"You have unleashed the lynch mob" ... MP Craig Thomson had a tough year. Photo: Alex Ellinghausen
It was the year the world didn't end, disappointing at least one wag who wagered $150 on the Mayan apocalypse despite having no prospect of collecting the winnings. A year when absurdity soared to awesome heights, when a man fell from space and many more fell from glory. What better vessel then to shepherd us through the murky shallows of 2012 than the year's greatest folly: the billionaire Clive Palmer's fantastical Titanic II.
''The sky's the limit, I think,'' the mining magnate boasted in July, somehow confusing his sea-going vessel with aircraft. His plan to replicate the ill-fated cruise ship, which sank 100 years ago in the north Atlantic Ocean, made headlines around the world this year, including a Chinese report about ''an Australian cowboy who likes making grand statements''.
Indeed, you had to sit tall in the saddle to stand out this year. So welcome aboard the good ship Titanic II for this voyage through the flotsam and jetsam of 2012. Plotting our course from the poop deck is Commander Palmer, who vows his ship won't sink, despite his loony scheme having more holes than an iron ore deposit in Karratha. Promising to include ''proper lifeboats'' should put passengers at ease somewhat.
Family feud ... Gina Rinehart with son John and daughter Ginia.
So sit back on your banana lounge, sip a mocktail and enjoy the view on board as we take an imaginary trip down the year that has been.
The sun is strong and the melting of the Arctic permafrost should ensure plentiful seas for this maiden voyage of the Titanic II. At the helm is Captain Francesco Schettino, who has been looking for a gig since the Costa Concordia ploughed into the island of Giglio like something from a Hollywood disaster movie. Titanic, say.
The clumsy captain was last seen fleeing his sinking ship in January while leaving behind stranded passengers, claiming he ''tripped'' into a lifeboat. This time around he has been chained to the tiller to ensure no such accidents.
Billionare gone bust ... Nathan Tinkler. Photo: Darren Pateman
Joining us on board in first class, with exclusive access to cheap foreign labour and subservient Coalition MPs, are several paid-up members of the billionaires club. Gina Rinehart, who declined a free upgrade to a family suite, has promised to host poetry recitals for the poor whingers in third class who are ''too busy drinking or smoking and socialising'' to bother working for the princely sum of $2 a day.
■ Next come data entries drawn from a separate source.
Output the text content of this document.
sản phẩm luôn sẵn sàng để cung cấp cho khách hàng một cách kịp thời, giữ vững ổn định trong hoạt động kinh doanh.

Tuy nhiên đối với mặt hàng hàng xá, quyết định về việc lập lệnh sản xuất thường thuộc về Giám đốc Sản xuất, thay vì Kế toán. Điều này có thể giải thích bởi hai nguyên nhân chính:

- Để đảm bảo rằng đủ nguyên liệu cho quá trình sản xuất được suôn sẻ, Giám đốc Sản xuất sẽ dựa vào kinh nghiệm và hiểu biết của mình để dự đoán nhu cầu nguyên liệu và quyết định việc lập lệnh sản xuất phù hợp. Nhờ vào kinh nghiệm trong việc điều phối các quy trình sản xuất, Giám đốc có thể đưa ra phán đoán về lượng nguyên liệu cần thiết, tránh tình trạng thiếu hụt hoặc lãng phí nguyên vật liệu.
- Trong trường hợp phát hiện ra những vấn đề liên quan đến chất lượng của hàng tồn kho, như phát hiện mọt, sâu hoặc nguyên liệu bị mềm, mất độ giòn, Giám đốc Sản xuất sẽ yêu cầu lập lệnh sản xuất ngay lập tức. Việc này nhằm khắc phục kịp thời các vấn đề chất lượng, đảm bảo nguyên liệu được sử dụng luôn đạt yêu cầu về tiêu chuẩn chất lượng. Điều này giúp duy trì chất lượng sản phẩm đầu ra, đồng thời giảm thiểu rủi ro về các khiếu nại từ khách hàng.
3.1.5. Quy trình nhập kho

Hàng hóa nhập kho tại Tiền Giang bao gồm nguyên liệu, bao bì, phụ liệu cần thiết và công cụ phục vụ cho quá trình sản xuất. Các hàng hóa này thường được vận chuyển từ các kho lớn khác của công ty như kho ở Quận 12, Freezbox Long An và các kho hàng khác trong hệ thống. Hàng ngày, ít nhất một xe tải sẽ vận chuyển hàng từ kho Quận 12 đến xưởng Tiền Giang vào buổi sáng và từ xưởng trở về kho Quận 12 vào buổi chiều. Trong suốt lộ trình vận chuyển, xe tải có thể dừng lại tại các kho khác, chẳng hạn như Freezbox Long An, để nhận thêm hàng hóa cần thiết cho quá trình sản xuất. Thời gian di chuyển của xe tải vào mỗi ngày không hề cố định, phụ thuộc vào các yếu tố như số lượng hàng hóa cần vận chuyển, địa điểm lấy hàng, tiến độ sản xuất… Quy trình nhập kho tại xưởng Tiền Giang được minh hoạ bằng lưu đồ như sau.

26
Guests are looking forward to hearing the heiress rhyme ''rampant tax'' with ''political hacks'', in what one critic in February dubbed
''the universe's worst poem''. The world's richest woman is as lyrical as a sea shanty and as surly as a scurvy-ridden belly robber. To wit: ''Some envious unthinking people have been conned/To think prosperity is created by waving a magic wand/Through such unfortunate ignorance, too much abuse is hurled/Against miners, workers and related industries who strive to build the world.''
Not quite Cinderella ... Julia Gillard evades protesters. Photo: Alex Ellinghausen
''Bite me, Byron!'' she adds. Staying on billionaires row, Nathan Tinkler's berth appears to have gone missing, along with Nathan Tinkler.
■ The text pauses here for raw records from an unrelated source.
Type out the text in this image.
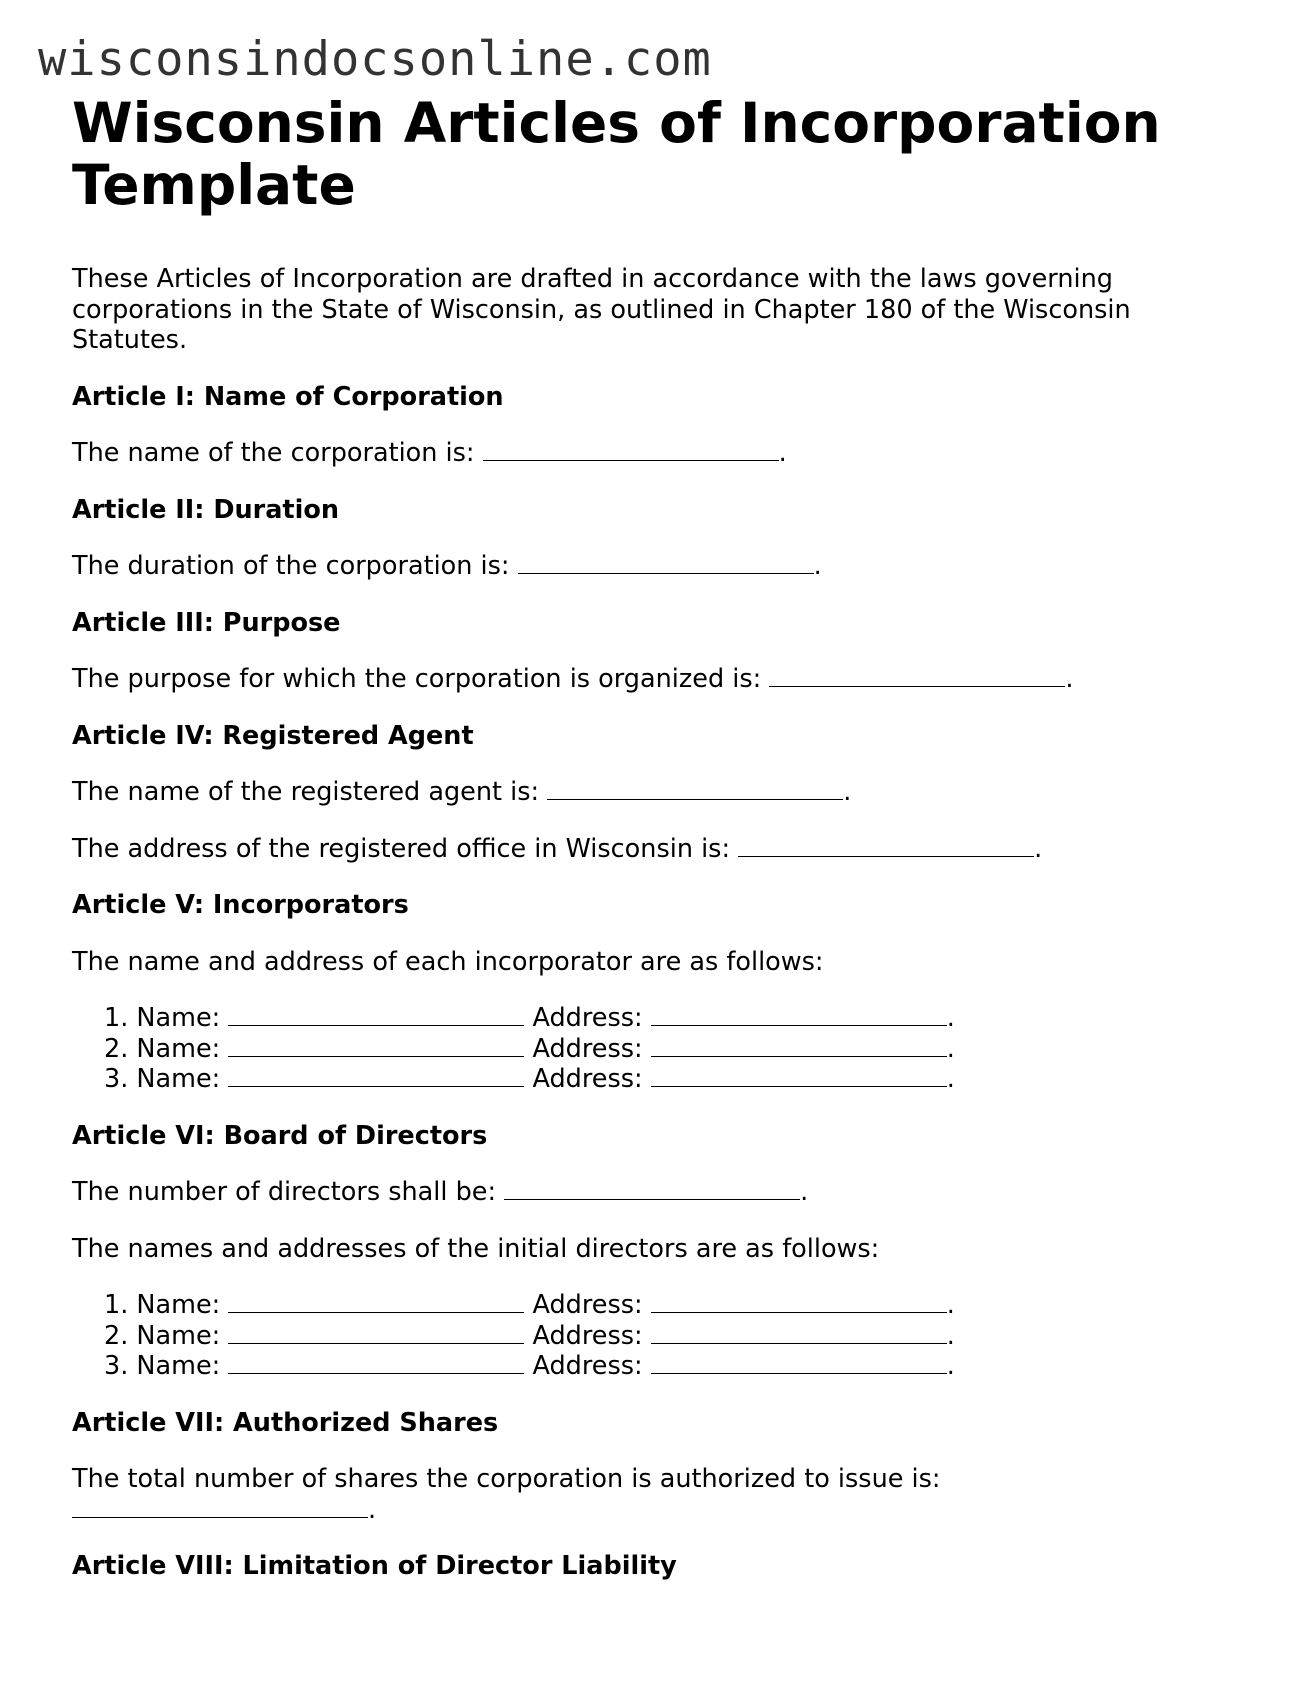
wisconsindocsonline.com
Wisconsin Articles of Incorporation Template

These Articles of Incorporation are drafted in accordance with the laws governing corporations in the State of Wisconsin, as outlined in Chapter 180 of the Wisconsin Statutes.

Article I: Name of Corporation

The name of the corporation is:	.

Article II: Duration

The duration of the corporation is:	.

Article III: Purpose

The purpose for which the corporation is organized is:	.

Article IV: Registered Agent

The name of the registered agent is:	.

The address of the registered office in Wisconsin is:	.

Article V: Incorporators

The name and address of each incorporator are as follows:

1. Name:	Address:	.
2. Name:	Address:	.
3. Name:	Address:	.
Article VI: Board of Directors

The number of directors shall be:	.

The names and addresses of the initial directors are as follows:

1. Name:	Address:	.
2. Name:	Address:	.
3. Name:	Address:	.
Article VII: Authorized Shares

The total number of shares the corporation is authorized to issue is:
.

Article VIII: Limitation of Director Liability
Working up a sweat on his StairMaster is James Packer, fresh from his star turn in The Biggest Loser and with plans to build an on-board casino (sorry, ''integrated resort''). His proposal has not been subject to independent evaluation, competitive tender or community consultation, but Barry O'Farrell has backed it so, like, whatever.
''I'm a lover, not a fighter,'' texts the Premier, who is attending a Leonard Cohen concert and sends his apologies.
The former Star boss Sid Vaikunta's chances of running the casino are considered slim. Similarly, plans for patrons to be couriered to the cruise ship by helicopter from the middle of Sydney Harbour were recently scuppered by Malcolm Turnbull, who took a break from ''being Zen'' to tweet his objections.
Headlining the onboard entertainment in the Titanic II's lavish washrooms - after the planned performance by Pussy Riot hit a snag - is the comic duo Abbott & Gillard, direct from a sellout stint at Parliament House.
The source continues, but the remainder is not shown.